I guess I have a new tradition making my last “great” simming/gaming computer my current home entertainment/game server (they seem to last forever these days).
No need for a “power gamer video card” there so I sell it for some pretty good coin LOL!
What to do now … hmmm … I’ll buy a cheap $50 NVIDIA Geforce 210 replacement simply for video quality. (Not recommended!!!)
Out of frustration from all the NVIDIA driver crashes I bought a $100 ASUS AMD Radeon RX 550 today. I think I’m a little more than happy with it.
These days i use a banana pi m1 as NAS (the m1 has the best SATA/Ethernet throughput of all the SOC under 200€) and a few raspberry pi 3s with xbian/kodi to play media off of that over LAN (though the raspi 3 has WIFI, so theoretically i could do without the copper). The raspi 3 GPU is limited to 1080p hardware transcoding, so it’s not an option if you want to go 4k, but for our comparatively small TVs it does more than nicely. Can’t go much cheaper than that, entertainment system wise, but still does everything i ever need.
Roku’s and Plex work well for me. Played around with Chromecast’s and Apple TV’s as well, but these ‘puck sized’ widgets are so cheap, silent and small that it’s nice to sneak one of those behind a TV and just do it like that.
I’ve built 3 different media servers over the years, but just ended up being owning and managing a huge media library. With RAID arrays and backups, home was beginning to feel too much like work. Now we own 3 Rokus and a Gb Internet connection, and let other people do that for US. I’ve also put a digital antenna in the attic and lucky to get a major networks over the air. I guess cable cutting put me over the edge. ESPN seems to think that my data plan is good enough to allow their streaming service even though we don’t have cable. The caveat is not being able to watch events live, but the second they are over, available for stream on Watch ESPN. I need to time shift most of the time any way.
Will be interesting getting Facebook into the content creation arms race. They have enough cash to go big if they hire the right creative talent.
A word of warning before you end up disappointed: Just mind that the bananapi itself is absolute crap for decoding (i think it’s the arcane GPU which has bare minimum driver support). It is only useful as a SATA/ethernet interface and general purpose small linux server. Video decoding with the bananapi will NOT work. This is why i went with the raspberry pi 3 as actual video source.
As for installing, it’s really relatively easy. There are media creation tools that you point to an image (in my case i use armbian on the bananapi and xbian/kodi on the rasberries) and the target (the SD card for the bananapi) and that’s it.
Depending on your usecase, you need to dive into the configuration of samba or whatever service you want to use to share data. A little bit of linux command line tinkering is required to get it all to work.

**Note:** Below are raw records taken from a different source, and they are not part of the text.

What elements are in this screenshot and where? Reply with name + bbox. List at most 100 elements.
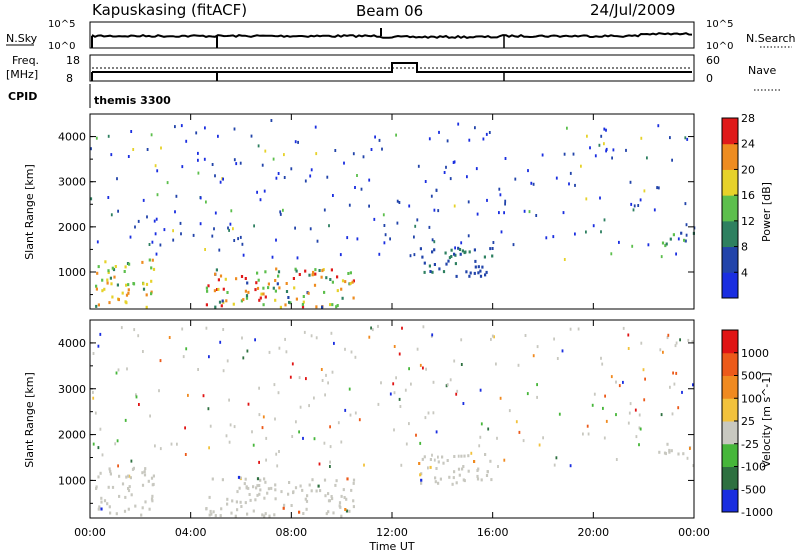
echo-cell (677, 237, 680, 241)
echo-cell (143, 470, 146, 474)
echo-cell (267, 286, 270, 290)
echo-cell (211, 477, 214, 481)
echo-cell (110, 213, 113, 217)
echo-cell (108, 467, 111, 471)
echo-cell (473, 271, 476, 275)
echo-cell (684, 136, 687, 140)
echo-cell (92, 352, 95, 355)
echo-cell (277, 274, 280, 278)
echo-cell (117, 209, 119, 213)
echo-cell (356, 174, 358, 177)
echo-cell (323, 290, 326, 294)
echo-cell (345, 497, 348, 501)
echo-cell (485, 474, 489, 477)
echo-cell (298, 273, 301, 276)
echo-cell (228, 228, 230, 232)
echo-cell (628, 411, 631, 415)
echo-cell (352, 152, 355, 156)
echo-cell (635, 435, 638, 439)
echo-cell (474, 126, 476, 130)
echo-cell (127, 489, 131, 493)
echo-cell (214, 211, 217, 215)
echo-cell (363, 463, 365, 467)
echo-cell (239, 500, 242, 504)
echo-cell (228, 440, 231, 444)
echo-cell (217, 287, 220, 291)
echo-cell (301, 488, 304, 492)
echo-cell (250, 134, 253, 138)
echo-cell (346, 477, 349, 481)
echo-cell (316, 239, 319, 243)
echo-cell (148, 243, 151, 246)
echo-cell (106, 278, 109, 282)
echo-cell (483, 255, 486, 259)
echo-cell (455, 481, 458, 485)
echo-cell (150, 279, 153, 283)
echo-cell (142, 287, 146, 291)
echo-cell (258, 413, 261, 417)
power-panel-bg (90, 114, 694, 309)
echo-cell (433, 458, 436, 462)
echo-cell (545, 236, 548, 240)
echo-cell (258, 484, 261, 487)
echo-cell (218, 300, 222, 304)
echo-cell (504, 199, 507, 203)
echo-cell (585, 230, 587, 234)
echo-cell (95, 485, 98, 489)
echo-cell (398, 397, 401, 401)
echo-cell (321, 305, 324, 309)
echo-cell (260, 292, 263, 296)
echo-cell (172, 238, 175, 242)
echo-cell (158, 389, 160, 393)
echo-cell (151, 483, 154, 487)
echo-cell (527, 169, 529, 173)
echo-cell (431, 453, 433, 457)
echo-cell (144, 467, 147, 471)
nsky-trace (91, 32, 693, 39)
freq-tick-top: 18 (66, 54, 80, 67)
colorbar-tick-label: 16 (741, 189, 755, 202)
colorbar-segment (722, 330, 738, 354)
echo-cell (339, 253, 342, 257)
echo-cell (451, 482, 454, 486)
y-tick-label: 2000 (58, 429, 86, 442)
nave-tick-top: 60 (706, 54, 720, 67)
echo-cell (275, 176, 278, 180)
echo-cell (429, 270, 432, 273)
echo-cell (282, 506, 285, 510)
echo-cell (598, 143, 601, 147)
echo-cell (569, 171, 572, 175)
echo-cell (285, 350, 288, 354)
echo-cell (256, 484, 259, 488)
echo-cell (314, 268, 317, 272)
echo-cell (296, 256, 299, 260)
echo-cell (498, 187, 501, 191)
echo-cell (114, 265, 117, 268)
echo-cell (324, 494, 327, 498)
echo-cell (603, 436, 606, 440)
echo-cell (131, 467, 135, 471)
echo-cell (245, 486, 248, 490)
echo-cell (504, 202, 506, 206)
echo-cell (666, 442, 669, 446)
echo-cell (437, 460, 440, 464)
echo-cell (428, 137, 431, 141)
echo-cell (290, 167, 293, 171)
echo-cell (205, 507, 208, 510)
echo-cell (408, 422, 410, 426)
echo-cell (326, 175, 329, 179)
echo-cell (683, 238, 686, 242)
echo-cell (681, 390, 683, 394)
echo-cell (605, 419, 608, 423)
echo-cell (587, 432, 590, 436)
echo-cell (233, 425, 236, 429)
y-tick-label: 2000 (58, 221, 86, 234)
echo-cell (309, 227, 312, 231)
echo-cell (644, 377, 646, 381)
nave-label: Nave (748, 64, 776, 77)
echo-cell (340, 494, 343, 498)
echo-cell (354, 355, 357, 359)
echo-cell (435, 188, 438, 192)
echo-cell (241, 336, 243, 340)
echo-cell (335, 305, 338, 309)
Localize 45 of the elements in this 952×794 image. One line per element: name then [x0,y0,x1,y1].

Not to mention it kept getting a NVwhatever.dll error while idling(!), especially after I added a second monitor. Heaven forbid I tried to add a third … nope … only two supported.
I’ll never buy a low end nVidia card again. At least the RX 550 scores a 25%! It can actually do some low level 3D well!! That’s 25x better than the Geforce 210 for about $40 bucks extra LOL! I think AMD did a good job with this board.